Gareth Morgan, Director of Gareth Morgan Investments
One of the oft-heard points of dissatisfaction expressed by the Reserve Bank, is the persistance of high real interest rates in NZ, despite their obvious commitment to price stability. Despite this official frustration, market reluctance to “co-operate” is no mystical matter. The country’s risk premium depends not just on our long term inflation performance, but also on a demonstrated inability to apply capital provided us by foreigners, to investment and output, rather than to consumption.
Coming as we do, from a long history of inflation at rates above the world average, it seems reasonable that markets require demonstration of a commitment to price stability over a sustained period, before putting their money on the line via accepting lower yields at a given exchange rate. We have now maintained inflation within the 0-2% band for all of 4 quarters, so to expect reward now, is perhaps a biased ambition.

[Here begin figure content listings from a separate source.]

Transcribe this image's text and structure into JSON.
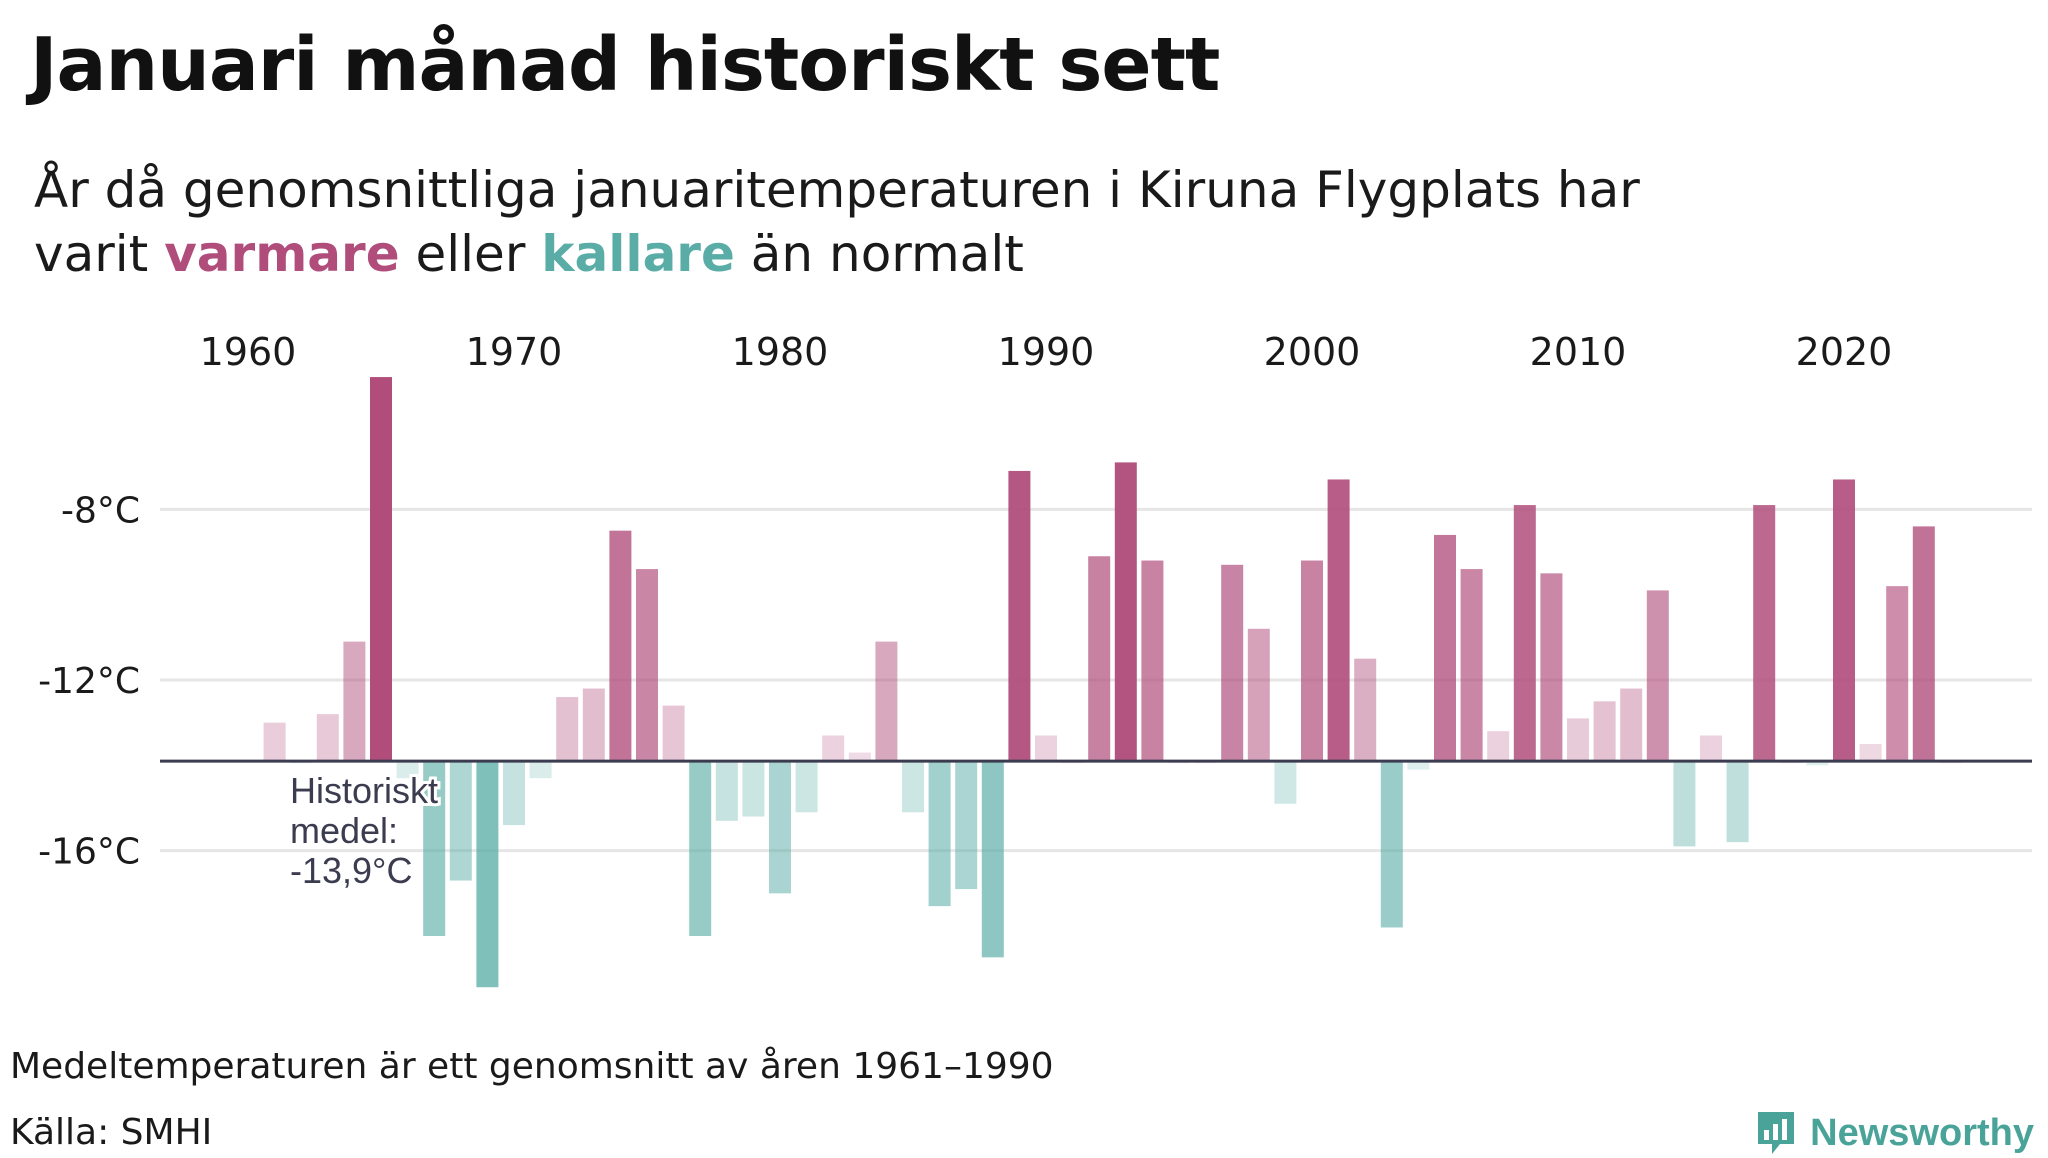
{
  "title": "Januari månad historiskt sett",
  "subtitle": {
    "prefix": "År då genomsnittliga januaritemperaturen i Kiruna Flygplats har",
    "line2_start": "varit",
    "warm_word": "varmare",
    "middle": "eller",
    "cold_word": "kallare",
    "suffix": "än normalt"
  },
  "colors": {
    "warm": "#b04d7b",
    "cold": "#5aada6",
    "baseline": "#3c3c50",
    "grid": "#e6e6e6"
  },
  "chart_data": {
    "type": "bar",
    "title": "Januari månad historiskt sett",
    "baseline": -13.9,
    "baseline_label": [
      "Historiskt",
      "medel:",
      "-13,9°C"
    ],
    "ylim": [
      -19.5,
      -4.5
    ],
    "y_ticks": [
      -8,
      -12,
      -16
    ],
    "y_tick_labels": [
      "-8°C",
      "-12°C",
      "-16°C"
    ],
    "x_ticks": [
      1960,
      1970,
      1980,
      1990,
      2000,
      2010,
      2020
    ],
    "x_tick_labels": [
      "1960",
      "1970",
      "1980",
      "1990",
      "2000",
      "2010",
      "2020"
    ],
    "x_axis_position": "top",
    "years": [
      1961,
      1962,
      1963,
      1964,
      1965,
      1966,
      1967,
      1968,
      1969,
      1970,
      1971,
      1972,
      1973,
      1974,
      1975,
      1976,
      1977,
      1978,
      1979,
      1980,
      1981,
      1982,
      1983,
      1984,
      1985,
      1986,
      1987,
      1988,
      1989,
      1990,
      1991,
      1992,
      1993,
      1994,
      1995,
      1996,
      1997,
      1998,
      1999,
      2000,
      2001,
      2002,
      2003,
      2004,
      2005,
      2006,
      2007,
      2008,
      2009,
      2010,
      2011,
      2012,
      2013,
      2014,
      2015,
      2016,
      2017,
      2018,
      2019,
      2020,
      2021,
      2022,
      2023,
      2024
    ],
    "values": [
      -13.0,
      -13.95,
      -12.8,
      -11.1,
      -4.9,
      -14.3,
      -18.0,
      -16.7,
      -19.2,
      -15.4,
      -14.3,
      -12.4,
      -12.2,
      -8.5,
      -9.4,
      -12.6,
      -18.0,
      -15.3,
      -15.2,
      -17.0,
      -15.1,
      -13.3,
      -13.7,
      -11.1,
      -15.1,
      -17.3,
      -16.9,
      -18.5,
      -7.1,
      -13.3,
      -13.9,
      -9.1,
      -6.9,
      -9.2,
      -13.9,
      -13.9,
      -9.3,
      -10.8,
      -14.9,
      -9.2,
      -7.3,
      -11.5,
      -17.8,
      -14.1,
      -8.6,
      -9.4,
      -13.2,
      -7.9,
      -9.5,
      -12.9,
      -12.5,
      -12.2,
      -9.9,
      -15.9,
      -13.3,
      -15.8,
      -7.9,
      -13.9,
      -14.0,
      -7.3,
      -13.5,
      -9.8,
      -8.4,
      -13.9
    ]
  },
  "footnote": "Medeltemperaturen är ett genomsnitt av åren 1961–1990",
  "source": "Källa: SMHI",
  "brand": "Newsworthy",
  "brand_icon": "newsworthy-logo-icon"
}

Secondly, poor performance by this economy over recent decades has seen expansion of national debt ratios – both the external ratio and the public debt ratio. Both of these underpin a reticence on the part of international investors to risk their capital funding such trends. The price of exchange rate stability under such circumstances is often the imposition of high interest rates – a feature of NZ financial markets over recent years.
To the future, and there is reasonable chance that NZ will maintain an external debt-reducing balance of payments performance for the next couple of years, bringing closer the time when international investors conclude that the country is deserving of a lower risk premium (ie; lower real interest rates). But the external debt trend is by no means the only factor. The trend in the public debt factor is also relevant, as credit gradings of the private sector tend to be marked up from the base of the sovereign grading. On this front, there has to be ongoing consternation about the ability of the government to improve its performance. The budget deficit is being talked higher by the Minister of Finance; positively though, there appears to be genuine recognition now that its ongoing intransigence will not be just as a result of corporate tax trends, but far more a result of other revenue trends.
So, before the RB and some like-minded commentators conclude the day has arrived for the NZ dollar to assume its status as the Deutschmark of the South Pacific, perhaps a thought for the foreign investor called on to accept less of a risk premium as a result. They have to do this despite the achievement of low inflation still being in its infancy and yet to be tested by a rise in global inflation; despite a residual overweighting in NZ anyway; despite an export recovery still in early stages; and despite a budget position far from improvement. Patience never hurt any long term investor- the risk premium is justified. Firmer measures to address the structural budget deficit would sponsor an earlier reduction in it.